Solid Air, Liquid Earth

By Tom Wachunas

   “To a nonpainter, oil paint is uninteresting and faintly unpleasant. To a painter, it is the life's blood: a substance so utterly entrancing, infuriating, and ravishingly beautiful that it makes it worthwhile to go back into the studio every morning, year after year, for an entire lifetime.” – James Elkins

 “The secrets of alchemy exist to transform mortals from a state of suffering and ignorance to a state of enlightenment and bliss.”
― Deepak Chopra
  
   EXHIBIT: in the whisper of silence / paintings by Mona Brody, on view THROUGH OCTOBER 27, 2017, at Main Hall Art Gallery, Kent State University at Stark, 6000 Frank Avenue NW, North Canton, Ohio / viewing hours Monday-Friday, Noon-5 P.M. 

 
   Early in her gallery talk at Main Hall Art Gallery on October 6, visiting painter Mona Brody - currently Professor of Art at Pratt Institute in Brooklyn, New York - described her methodology. Several times she used the term alchemy in an overarching way. It’s a wonderfully loaded term in this context, useful as both a practical and philosophical descriptor. Without traveling too far into painting arcana, suffice it to say that Brody is an alchemist extraordinaire.
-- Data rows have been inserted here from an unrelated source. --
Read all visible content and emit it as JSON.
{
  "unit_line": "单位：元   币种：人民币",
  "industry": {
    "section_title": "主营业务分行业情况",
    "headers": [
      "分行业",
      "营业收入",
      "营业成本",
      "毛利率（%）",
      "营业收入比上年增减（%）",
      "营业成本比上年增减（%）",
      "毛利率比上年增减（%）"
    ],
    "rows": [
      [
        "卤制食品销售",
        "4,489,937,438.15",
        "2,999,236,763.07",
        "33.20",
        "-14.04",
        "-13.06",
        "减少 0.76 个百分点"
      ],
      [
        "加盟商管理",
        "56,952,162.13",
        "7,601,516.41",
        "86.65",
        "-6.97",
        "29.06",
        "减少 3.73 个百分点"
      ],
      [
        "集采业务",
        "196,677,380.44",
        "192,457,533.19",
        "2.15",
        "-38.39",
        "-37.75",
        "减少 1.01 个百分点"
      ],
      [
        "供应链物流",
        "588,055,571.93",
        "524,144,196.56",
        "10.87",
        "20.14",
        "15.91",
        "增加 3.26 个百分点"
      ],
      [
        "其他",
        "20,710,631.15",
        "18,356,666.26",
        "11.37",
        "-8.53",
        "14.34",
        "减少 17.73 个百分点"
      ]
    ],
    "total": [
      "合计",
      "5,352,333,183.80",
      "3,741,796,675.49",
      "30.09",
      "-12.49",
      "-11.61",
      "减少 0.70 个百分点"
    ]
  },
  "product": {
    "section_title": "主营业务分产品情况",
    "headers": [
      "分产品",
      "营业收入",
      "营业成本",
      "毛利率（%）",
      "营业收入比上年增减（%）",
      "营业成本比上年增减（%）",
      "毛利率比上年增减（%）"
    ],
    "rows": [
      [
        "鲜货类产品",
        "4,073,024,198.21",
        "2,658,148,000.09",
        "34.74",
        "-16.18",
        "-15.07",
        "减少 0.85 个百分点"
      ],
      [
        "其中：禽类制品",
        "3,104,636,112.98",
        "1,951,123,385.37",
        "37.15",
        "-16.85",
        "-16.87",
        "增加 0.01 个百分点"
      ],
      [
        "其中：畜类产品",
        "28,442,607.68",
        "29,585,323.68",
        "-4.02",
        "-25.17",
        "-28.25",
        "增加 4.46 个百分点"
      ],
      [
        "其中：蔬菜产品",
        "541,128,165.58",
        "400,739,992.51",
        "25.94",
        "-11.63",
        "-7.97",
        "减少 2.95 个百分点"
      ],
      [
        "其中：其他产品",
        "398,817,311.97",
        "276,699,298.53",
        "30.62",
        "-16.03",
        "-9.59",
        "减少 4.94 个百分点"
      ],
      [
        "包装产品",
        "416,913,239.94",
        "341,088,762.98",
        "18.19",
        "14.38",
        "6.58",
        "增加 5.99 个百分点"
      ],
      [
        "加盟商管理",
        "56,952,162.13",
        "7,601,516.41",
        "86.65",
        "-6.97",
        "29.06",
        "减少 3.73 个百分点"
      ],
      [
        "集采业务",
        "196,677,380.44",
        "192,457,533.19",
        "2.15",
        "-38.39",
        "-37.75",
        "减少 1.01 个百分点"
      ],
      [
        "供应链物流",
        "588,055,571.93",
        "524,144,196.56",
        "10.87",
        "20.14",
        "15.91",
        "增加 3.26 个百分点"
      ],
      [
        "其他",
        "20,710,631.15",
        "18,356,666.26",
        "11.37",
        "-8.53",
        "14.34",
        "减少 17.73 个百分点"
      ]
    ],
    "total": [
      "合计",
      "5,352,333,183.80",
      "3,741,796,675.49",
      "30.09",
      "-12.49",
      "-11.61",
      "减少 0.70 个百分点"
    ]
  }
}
   Start with regarding alchemy in the sense of transmuting common, ordinary materials into uncommon ones, or a process of changing one thing into another. Here I’m not talking about using paint to make merely prosaic illusions of plastic realities. Yes, there are certainly indications of terrestrial or celestial metaphors to be seen in Brody’s paintings, such as animal forms and aerial views of landscapes, or volatile skies. But in her process of altering pigments and oil to transport us beyond their innate materiality, Brody constructs altogether discrete sensory experiences, independent of recognizable nature, and stunning on their own terms. 

   In considering alchemy as it might be applied to making abstract imagery, think of it as the practice of reconciling dualities or opposites: temporality and timelessness; permanence and ephemerality; the apparent and the implied; the literal and the metaphorical. Brody’s paintings are on one level really about the paint and, paradoxically enough, the paint transcending its paint-ness in the same way poetry employs words.

   The linear elements in such works as the magnificent diptych, “Keep Out,” might be seen as bleeding, or crying, or simply an overflowing, like rivulets  of emotive energy. They’re a drawing out, which is to say an identification, memory, or preservation of pathways - an intuitive sort of cartography to navigate through all those surrounding organic forms. Some of those forms  are in turn indeterminate, cloudy and vaporous, while others are relatively more substantive and defined. 

   As in many of the other paintings here (15 in all), these amorphous structures bloom toward us and also fade away simultaneously, all the while hovering or perhaps incubating, as if waiting in our present moment. The intimate scrutiny that they invite reveals a subtly mesmerizing depth of entities both veiled and exposed – a layered history of gestures and responses, of diaphanous things emerging and changing, or hiding in plain sight. 

   Throughout her paintings, Brody has incorporated a product called “interference paint.” This remarkable product’s name seems somewhat antithetical to its purpose of causing certain colors to change right before your eyes - with varying degrees of opalescence, iridescence, or otherwise translucent shimmering - depending on your proximity and viewing angle to the work. Maybe it should be called something more relevant to its effect, such as ‘augmentation paint’ or ‘enhancement paint.’  In any case, there’s often the delightfully uncanny sense that parts of the canvas surfaces are being illuminated from the inside. Brody uses the effect judiciously.  It’s most apparent in those hints of warmer and more verdant colors, or little flashes of metallic accents, that seem to lurk underneath a palette dominated by off-whites, muted greys, browns, and intermediate earth tones.

   So as the title of this exhibit tells us, Brody is not shouting. The sensations evoked here are not exclaimed via hyperbolic hues or heavy impasto, but uttered, even sung, quietly. Gazing at all the paintings, especially “Keep Out,” I went in. And what I heard when I got there was the exquisite sound of my looking. That’s alchemy.